Letters: Unilever’s palm oil purchases

Thu, 01/07/2010 10:20 AM | Reader's Forum The Jakarta Post

In response to The Jakarta Post’s editorial (Dec. 21) on Unilever’s decision to suspend purchases of palm oil from the Sinar Mas Group, it is difficult to understand why Unilever, which chairs the Roundtable on Sustainable Palm Oil (RSPO), does not actively promote certified palm oil.

The certification requires palm oil producers to apply strict principles on environment responsibility, conservation of natural resources and biodiversity in their operations.

Sinar Mas, as the largest palm oil producer in Indonesia, has long been accused of illegal deforestation. The fact that none of its plantations are certified proves the certification process is stringent and not just a formality.
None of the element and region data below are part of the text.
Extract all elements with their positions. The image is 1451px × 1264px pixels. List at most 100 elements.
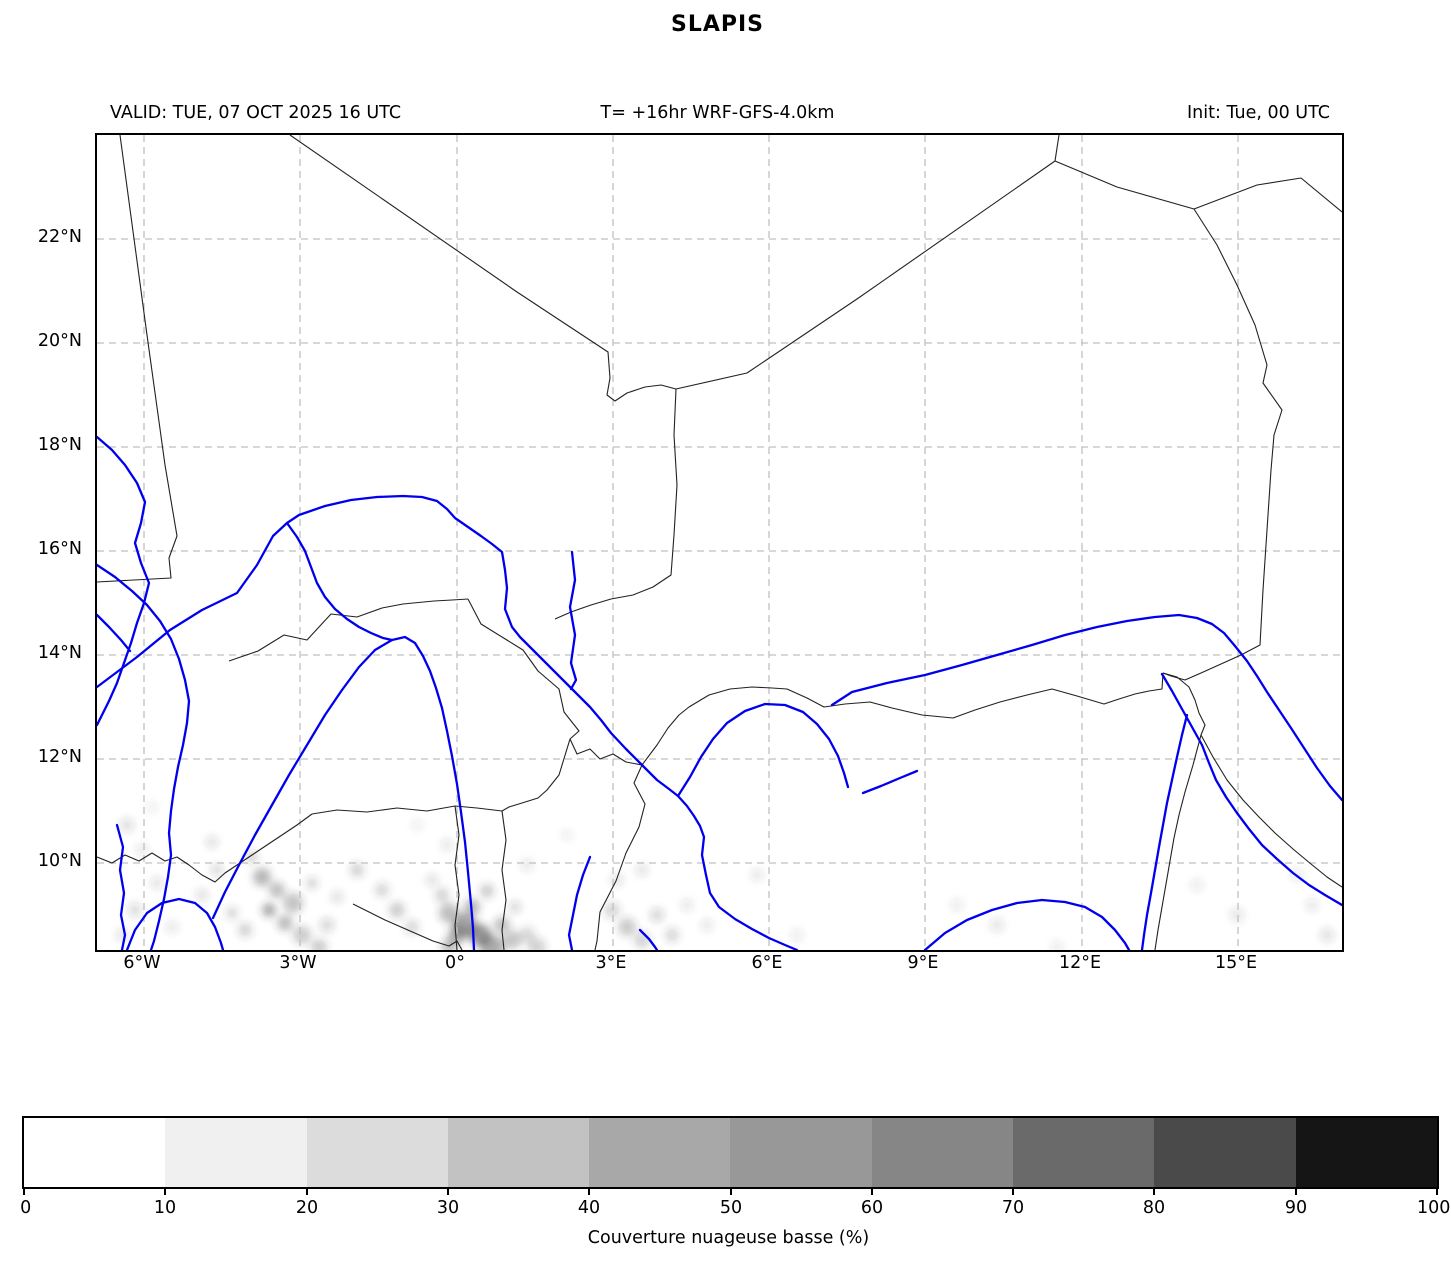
colorbar-tick-label: 80 bbox=[1142, 1198, 1166, 1218]
cloud-blob bbox=[665, 928, 679, 942]
colorbar-tick-label: 70 bbox=[1001, 1198, 1025, 1218]
cloud-blob bbox=[1320, 928, 1334, 942]
x-tick-label: 9°E bbox=[907, 953, 939, 973]
y-tick-label: 18°N bbox=[37, 435, 82, 455]
cloud-blob bbox=[1230, 908, 1244, 922]
colorbar-segment bbox=[1295, 1118, 1437, 1187]
cloud-blob bbox=[951, 899, 963, 911]
colorbar-segment bbox=[165, 1118, 307, 1187]
river-line bbox=[115, 823, 127, 950]
cloud-blob bbox=[151, 877, 163, 889]
cloud-blob bbox=[262, 903, 276, 917]
colorbar-segment bbox=[589, 1118, 731, 1187]
colorbar-tick-label: 0 bbox=[20, 1198, 32, 1218]
y-tick-label: 14°N bbox=[37, 643, 82, 663]
colorbar-tick bbox=[871, 1187, 873, 1195]
colorbar-tick bbox=[1012, 1187, 1014, 1195]
y-tick-label: 22°N bbox=[37, 227, 82, 247]
cloud-blob bbox=[681, 899, 693, 911]
cloud-blob bbox=[441, 839, 453, 851]
river-line bbox=[125, 897, 225, 950]
colorbar-segment bbox=[730, 1118, 872, 1187]
river-line bbox=[1140, 713, 1189, 950]
cloud-blob bbox=[412, 820, 422, 830]
river-line bbox=[676, 702, 850, 798]
y-tick-label: 16°N bbox=[37, 539, 82, 559]
cloud-blob bbox=[990, 918, 1004, 932]
colorbar-tick bbox=[447, 1187, 449, 1195]
country-border-line bbox=[1162, 672, 1342, 888]
colorbar-tick-label: 30 bbox=[436, 1198, 460, 1218]
forecast-model-label: T= +16hr WRF-GFS-4.0km bbox=[600, 103, 835, 123]
colorbar-caption: Couverture nuageuse basse (%) bbox=[587, 1228, 870, 1248]
country-border-line bbox=[467, 598, 580, 740]
country-border-line bbox=[1162, 208, 1283, 681]
river-line bbox=[1160, 672, 1342, 907]
country-border-line bbox=[1154, 734, 1202, 950]
y-tick-label: 20°N bbox=[37, 331, 82, 351]
colorbar-tick bbox=[164, 1187, 166, 1195]
cloud-blob bbox=[120, 818, 134, 832]
colorbar-segment bbox=[871, 1118, 1014, 1187]
colorbar-segment bbox=[306, 1118, 448, 1187]
cloud-blob bbox=[650, 908, 664, 922]
colorbar-tick bbox=[730, 1187, 732, 1195]
river-line bbox=[830, 613, 1342, 802]
country-borders-layer bbox=[97, 135, 1342, 950]
colorbar-tick bbox=[1153, 1187, 1155, 1195]
country-border-line bbox=[97, 813, 313, 883]
river-line bbox=[97, 613, 132, 653]
x-tick-label: 3°E bbox=[595, 953, 627, 973]
cloud-blob bbox=[751, 869, 763, 881]
cloud-blob bbox=[1191, 879, 1203, 891]
map-plot-area[interactable] bbox=[95, 133, 1344, 952]
colorbar-segment bbox=[1154, 1118, 1296, 1187]
cloud-blob bbox=[283, 893, 303, 913]
country-border-line bbox=[641, 672, 1164, 766]
country-border-line bbox=[594, 764, 646, 950]
cloud-blob bbox=[375, 883, 389, 897]
colorbar-tick-label: 20 bbox=[295, 1198, 319, 1218]
country-border-line bbox=[311, 805, 503, 815]
x-tick-label: 12°E bbox=[1058, 953, 1102, 973]
country-border-line bbox=[352, 903, 463, 950]
colorbar-segment bbox=[447, 1118, 590, 1187]
cloud-blob bbox=[311, 939, 327, 950]
x-tick-label: 0° bbox=[445, 953, 465, 973]
cloud-blob bbox=[701, 919, 713, 931]
init-time-label: Init: Tue, 00 UTC bbox=[1187, 103, 1330, 123]
colorbar-tick-label: 10 bbox=[153, 1198, 177, 1218]
colorbar-tick bbox=[588, 1187, 590, 1195]
river-line bbox=[211, 635, 476, 950]
river-line bbox=[923, 898, 1131, 950]
cloud-blob bbox=[226, 907, 238, 919]
y-axis-tick-labels: 22°N 20°N 18°N 16°N 14°N 12°N 10°N bbox=[0, 133, 88, 948]
cloud-blob bbox=[277, 915, 293, 931]
cloud-blob bbox=[562, 830, 572, 840]
cloud-blob bbox=[503, 931, 521, 949]
x-axis-tick-labels: 6°W 3°W 0° 3°E 6°E 9°E 12°E 15°E bbox=[95, 953, 1340, 979]
map-svg bbox=[97, 135, 1342, 950]
river-line bbox=[861, 769, 919, 795]
cloud-blob bbox=[211, 864, 223, 876]
cloud-blob bbox=[521, 859, 533, 871]
cloud-blob bbox=[611, 874, 623, 886]
page-title: SLAPIS bbox=[670, 12, 765, 37]
cloud-blob bbox=[448, 926, 466, 944]
cloud-blob bbox=[604, 902, 620, 918]
country-border-line bbox=[1054, 135, 1060, 162]
colorbar-segment bbox=[1013, 1118, 1155, 1187]
river-line bbox=[567, 855, 592, 950]
cloud-blob bbox=[435, 888, 449, 902]
country-border-line bbox=[569, 738, 643, 766]
cloud-blob bbox=[528, 938, 546, 950]
colorbar-tick-labels: 0 10 20 30 40 50 60 70 80 90 100 bbox=[20, 1198, 1450, 1222]
river-line bbox=[97, 435, 151, 727]
country-border-line bbox=[1054, 160, 1195, 210]
country-border-line bbox=[97, 135, 178, 583]
colorbar-tick bbox=[1436, 1187, 1438, 1195]
cloud-blob bbox=[426, 874, 438, 886]
cloud-blob bbox=[791, 929, 803, 941]
cloud-blob bbox=[147, 802, 157, 812]
cloud-blob bbox=[618, 918, 636, 936]
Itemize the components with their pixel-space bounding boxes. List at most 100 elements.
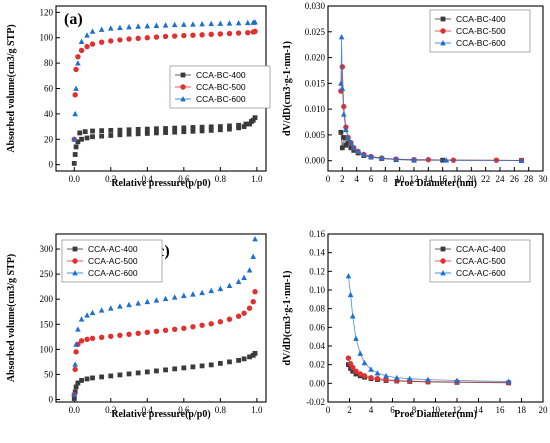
legend: CCA-AC-400 CCA-AC-500 CCA-AC-600 [61, 239, 163, 283]
legend-marker [72, 246, 78, 252]
plot-frame [55, 233, 267, 403]
data-point [199, 21, 205, 27]
data-point [349, 313, 356, 319]
x-tick-label: 20 [539, 405, 549, 415]
data-point [108, 333, 114, 340]
x-tick-label: 12 [453, 405, 462, 415]
data-point [126, 371, 132, 377]
data-point [190, 32, 196, 38]
data-point [144, 329, 151, 335]
y-tick-label: 0.04 [309, 341, 325, 351]
data-point [208, 321, 214, 327]
data-point [181, 21, 187, 27]
data-point [99, 374, 105, 380]
data-point [98, 334, 105, 341]
data-point [117, 37, 123, 43]
data-point [89, 28, 96, 34]
data-point [217, 360, 223, 366]
data-point [236, 122, 242, 128]
data-point [226, 316, 233, 322]
data-point [144, 131, 150, 136]
x-tick-label: 14 [474, 405, 484, 415]
x-tick-label: 8 [383, 174, 388, 184]
data-point [181, 365, 187, 371]
data-point [351, 144, 357, 151]
x-tick-label: 22 [481, 174, 490, 184]
data-point [236, 125, 242, 131]
data-point [72, 152, 78, 157]
data-point [241, 274, 247, 281]
legend: CCA-AC-400 CCA-AC-500 CCA-AC-600 [429, 239, 531, 283]
y-tick-label: 150 [40, 319, 54, 329]
data-point [208, 127, 214, 133]
data-point [79, 378, 84, 383]
data-point [217, 20, 224, 26]
data-point [247, 121, 252, 127]
y-tick-label: 0.06 [309, 322, 325, 332]
data-point [199, 363, 205, 369]
data-point [340, 111, 347, 117]
data-point [99, 133, 105, 139]
data-point [181, 32, 187, 39]
data-point [339, 85, 346, 91]
data-point [199, 322, 205, 328]
data-point [126, 131, 132, 137]
y-tick-label: 40 [44, 109, 54, 119]
x-tick-label: 12 [410, 174, 419, 184]
x-tick-label: 0.0 [69, 174, 81, 184]
legend-entry: CCA-BC-600 [196, 94, 246, 104]
data-point [343, 126, 349, 133]
data-point [348, 145, 354, 151]
data-point [190, 125, 196, 130]
x-tick-label: 1.0 [251, 405, 263, 415]
data-point [162, 33, 169, 40]
data-point [89, 41, 96, 47]
data-point [181, 129, 187, 135]
y-tick-label: 0.14 [309, 248, 325, 258]
data-point [75, 54, 81, 60]
data-point [226, 30, 233, 37]
data-point [236, 357, 242, 363]
data-point [163, 126, 168, 131]
legend-entry: CCA-BC-500 [196, 82, 246, 92]
data-point [84, 312, 90, 318]
y-tick-label: 200 [40, 294, 54, 304]
x-tick-label: 1.0 [251, 174, 263, 184]
data-point [98, 39, 105, 45]
data-point [78, 316, 85, 322]
data-point [73, 349, 79, 355]
data-point [162, 22, 169, 28]
data-point [126, 23, 132, 30]
data-point [181, 292, 187, 299]
data-point [163, 130, 168, 135]
data-point [135, 35, 141, 42]
x-tick-label: 18 [517, 405, 527, 415]
data-point [217, 127, 223, 133]
data-point [247, 354, 252, 360]
x-tick-label: 8 [412, 405, 417, 415]
data-point [144, 35, 151, 41]
data-point [108, 373, 114, 379]
y-tick-label: 250 [40, 269, 54, 279]
y-tick-label: 50 [44, 369, 54, 379]
data-point [350, 368, 356, 374]
x-axis-label: Relative pressure(p/p0) [111, 178, 210, 189]
data-point [374, 370, 381, 376]
y-tick-label: 0.16 [309, 229, 325, 239]
y-tick-label: -0.02 [306, 397, 325, 407]
plot-frame [327, 5, 544, 172]
data-point [383, 372, 389, 379]
legend-marker [440, 258, 446, 264]
data-point [108, 38, 114, 44]
data-point [208, 31, 214, 38]
data-point [361, 151, 367, 157]
data-point [108, 133, 114, 138]
legend-marker [180, 72, 186, 78]
chart-panel-2: 0 2 4 6 8 10 12 14 16 18 20 22 24 26 28 300.0000.0050.0… [282, 1, 548, 189]
data-point [99, 128, 105, 134]
data-point [171, 326, 178, 332]
data-point [226, 20, 233, 26]
legend-marker [440, 270, 446, 276]
y-tick-label: 0 [49, 394, 54, 404]
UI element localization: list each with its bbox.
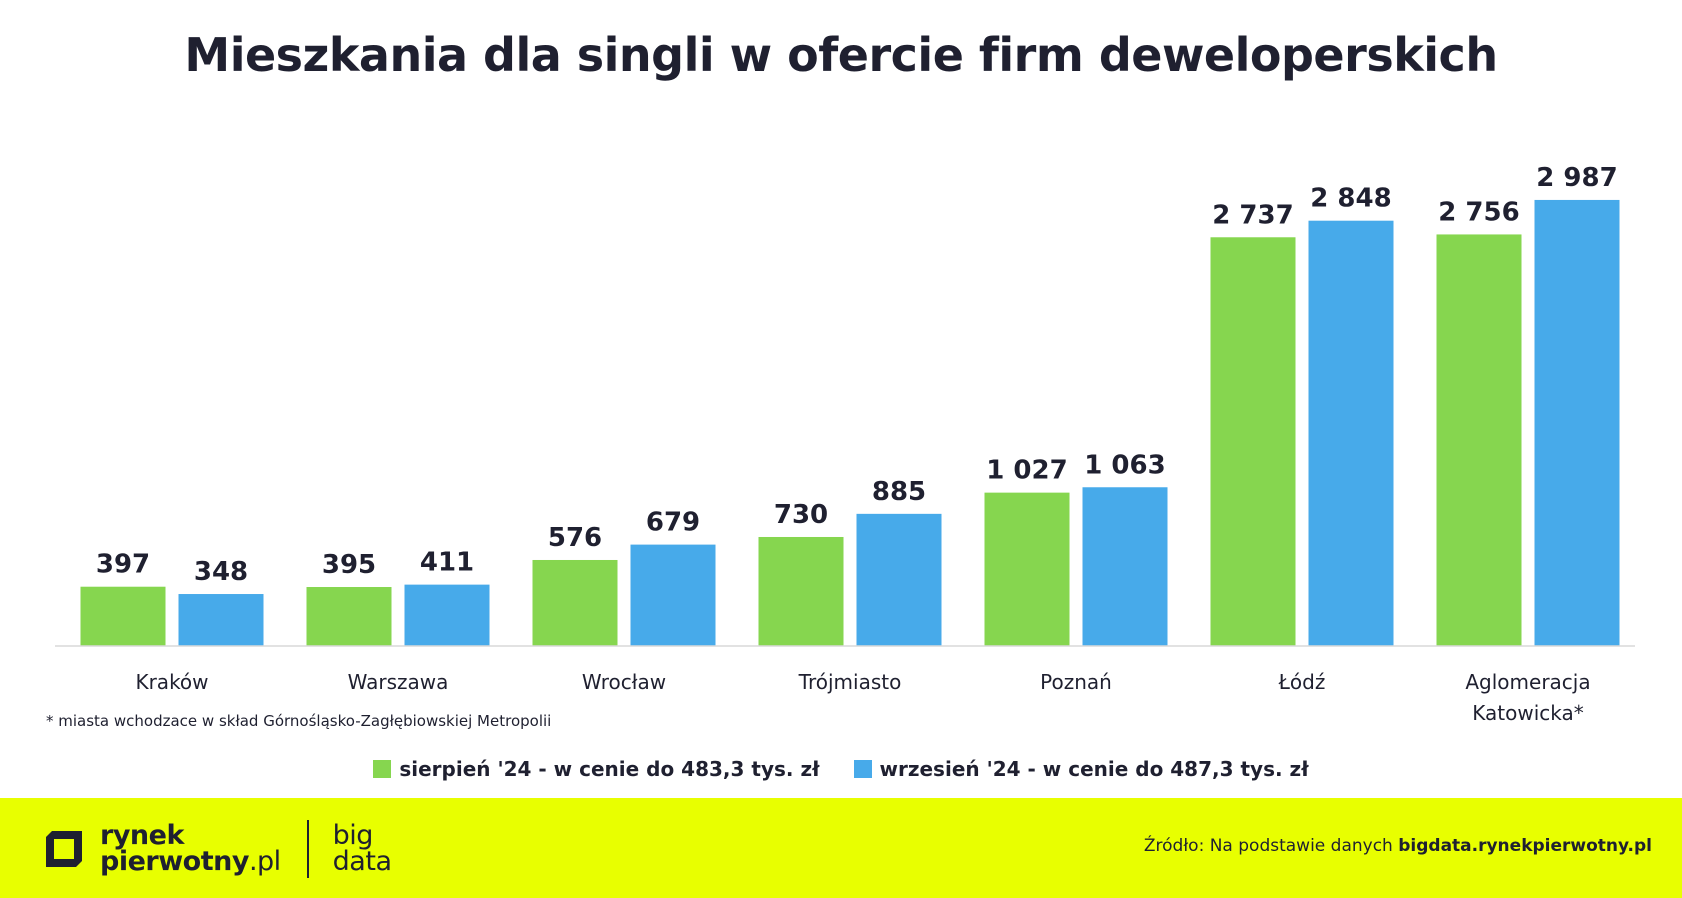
category-label-4: Poznań [1040, 670, 1112, 694]
logo-wordmark: rynek pierwotny.pl [100, 820, 281, 877]
logo-mark-icon [46, 831, 82, 867]
data-label-september-6: 2 987 [1536, 163, 1617, 193]
legend-swatch-september [853, 760, 872, 778]
legend-swatch-august [373, 760, 392, 778]
category-label-3: Trójmiasto [798, 670, 902, 694]
legend: sierpień '24 - w cenie do 483,3 tys. zł … [0, 757, 1682, 781]
bar-august-5 [1210, 237, 1296, 647]
bar-september-0 [178, 594, 264, 646]
data-label-august-2: 576 [548, 523, 602, 553]
chart-title: Mieszkania dla singli w ofercie firm dew… [184, 28, 1498, 82]
bar-august-2 [532, 559, 618, 646]
data-label-august-3: 730 [774, 500, 828, 530]
logo-suffix: .pl [248, 846, 281, 877]
data-label-september-1: 411 [420, 548, 474, 578]
data-label-september-2: 679 [646, 508, 700, 538]
bar-august-1 [306, 587, 392, 646]
data-label-august-4: 1 027 [986, 456, 1067, 486]
category-label-6: Aglomeracja [1465, 670, 1590, 694]
logo-line1: rynek [100, 820, 184, 851]
category-label-0: Kraków [135, 670, 208, 694]
data-label-august-6: 2 756 [1438, 197, 1519, 227]
data-label-september-3: 885 [872, 477, 926, 507]
logo-divider [306, 820, 309, 878]
bigdata-line2: data [332, 846, 392, 877]
category-label-2: Wrocław [582, 670, 666, 694]
data-label-august-5: 2 737 [1212, 200, 1293, 230]
data-label-august-0: 397 [96, 550, 150, 580]
bar-august-0 [80, 586, 166, 646]
bar-september-1 [404, 584, 490, 646]
bar-august-4 [984, 492, 1070, 646]
legend-item-september: wrzesień '24 - w cenie do 487,3 tys. zł [853, 757, 1309, 781]
bar-august-3 [758, 536, 844, 646]
category-label-6-line2: Katowicka* [1472, 701, 1584, 725]
data-label-august-1: 395 [322, 550, 376, 580]
bar-chart: 397 348 Kraków 395 411 Warszawa 576 679 Wrocław 7… [55, 163, 1635, 725]
bigdata-wordmark: big data [332, 820, 392, 877]
source-prefix: Źródło: Na podstawie danych [1143, 836, 1399, 856]
bar-september-4 [1082, 487, 1168, 646]
bar-september-6 [1534, 199, 1620, 646]
category-label-5: Łódź [1278, 670, 1326, 694]
bar-august-6 [1436, 234, 1522, 647]
data-label-september-5: 2 848 [1310, 184, 1391, 214]
logo-line2: pierwotny [100, 846, 249, 877]
bigdata-line1: big [332, 820, 374, 851]
legend-label-august: sierpień '24 - w cenie do 483,3 tys. zł [399, 757, 820, 781]
footer-band: rynek pierwotny.pl big data Źródło: Na p… [0, 798, 1682, 898]
source-link[interactable]: bigdata.rynekpierwotny.pl [1398, 836, 1652, 856]
source-note: Źródło: Na podstawie danych bigdata.ryne… [1144, 836, 1652, 856]
bar-september-3 [856, 513, 942, 646]
brand-logo[interactable]: rynek pierwotny.pl big data [42, 820, 392, 878]
legend-item-august: sierpień '24 - w cenie do 483,3 tys. zł [373, 757, 820, 781]
bar-september-5 [1308, 220, 1394, 646]
data-label-september-4: 1 063 [1084, 450, 1165, 480]
bar-september-2 [630, 544, 716, 646]
category-label-1: Warszawa [348, 670, 449, 694]
footnote: * miasta wchodzace w skład Górnośląsko-Z… [46, 712, 552, 730]
data-label-september-0: 348 [194, 557, 248, 587]
legend-label-september: wrzesień '24 - w cenie do 487,3 tys. zł [879, 757, 1309, 781]
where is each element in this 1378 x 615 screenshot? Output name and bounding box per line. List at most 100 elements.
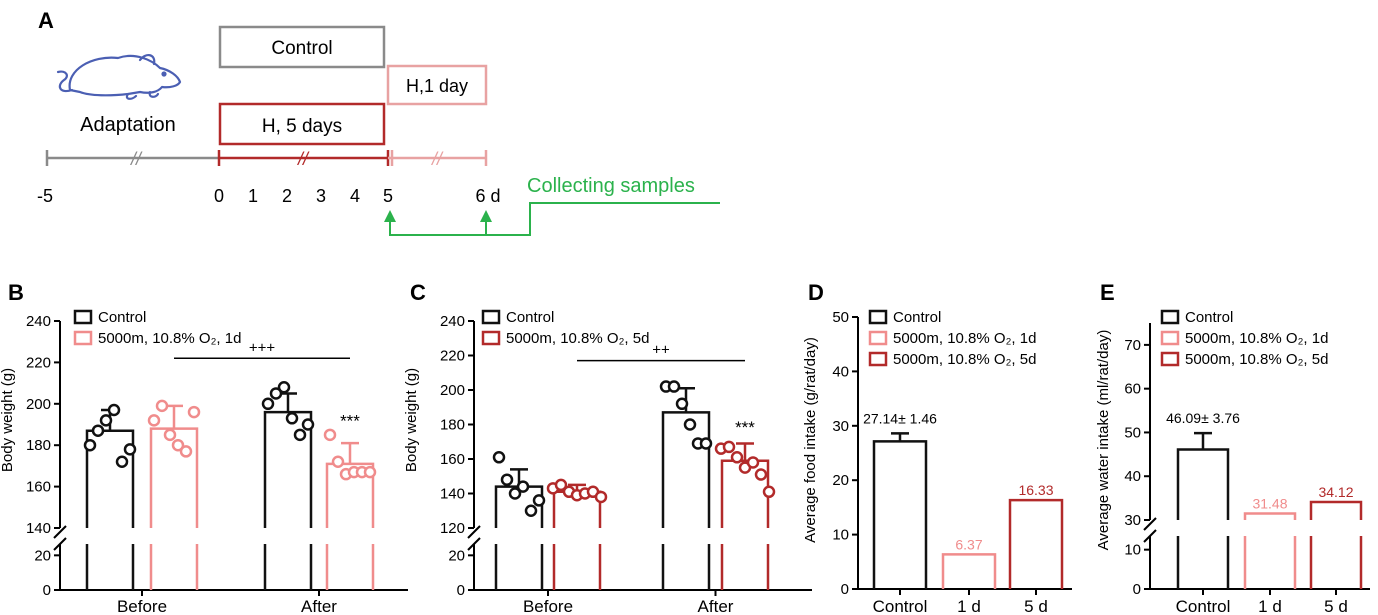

Unilever claims to be “committed to the highest sustainability and environmental practices”.

However, it only achieved 15 percent certified palm oil for 2009 and commit 100 percent only by 2015.

Unilever definitely can be more ambitious, as there is still 1 million tons of certified palm oil unsold.

Unilever didn’t explain why literally none of the certified palm oil it purchases is used in its Indonesian factories. Indonesia is now the eighth most important consumer market for Unilever worldwide.

It does not help that Indonesia is the largest palm oil producer in the world. Commercial reasons are often used to explain why very little certified palm oil is purchased. This argument does not really hold water.

Despite the world financial crisis, Unilever Indonesia’s net profit increased by 9.2 percent and 15.5 percent in first half and third quarter of 2009 respectively.

It may give the wrong impression that Unilever only wants to appease European NGOs and is not really concerned about the environment.